Overcrowded prisons ‘act as a university of crime’
By Liz Stephens
Overcrowded prisons and high reoffending levels are being deliberately overlooked by ministers according to a damning report published today.
The Prison Reform Trust published figures showing some prisons are housing almost double the number of prisoners they were intended to hold.
The Trust also found that overcrowded jails were not preventing re-offending. Two in three prisoners are reconvicted within two years of release.
“Prison acts as a university of crime for the young,” the Trust concluded, with those under 20 serving short sentences for petty crimes most likely to be reconvicted.
Juliet Lyon, director of the Prison Reform Trust said: “Pressure on public spending means that ministers can no longer afford to be complacent about prison overcrowding or the high reconviction rates it leads to.
“Simply building more prisons is an expensive dead end.
“Investment in prevention, treatment for addicts and mental healthcare would all pay dividends. After more than 10 years of lurching from crisis to crisis it must be time for coordinated effort across departments and authoritative leadership.”
Meanwhile Liberal Democrat justice spokesman Paul Holmes said: “These deeply troubling figures highlight the chronic failure of this government’s prison policy.
“Labour’s obsession with sounding tough on crime has left our prisons dangerously overcrowded with sky-high re-offending rates.
“Ministers must realise the bankruptcy of their approach and focus instead on what works.”
However a Ministry of Justice spokesperson said: “We will always provide enough prison places for serious and persistent offenders.
“The Government is pursuing an extensive building programme to expand the prison estate and expect to deliver an additional 1,750 places in 2009.

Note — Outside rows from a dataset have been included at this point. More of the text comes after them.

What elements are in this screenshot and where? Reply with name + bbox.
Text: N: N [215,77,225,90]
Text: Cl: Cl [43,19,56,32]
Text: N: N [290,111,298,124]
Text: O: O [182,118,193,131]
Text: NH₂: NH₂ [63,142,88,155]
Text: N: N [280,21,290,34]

“This is intended to provide us with sufficient space to modernise the estate and ensure prisons remain places of both punishment and reform.”
The most overcrowded prison in England and Wales, according to official figures, is Shrewsbury, which currently holds 316 men, despite being designed to hold just 177.
Earlier in the year the government was forced to scrap plans to build so-called Titan prisons in the face of widespread condemnation from opposition and reform groups.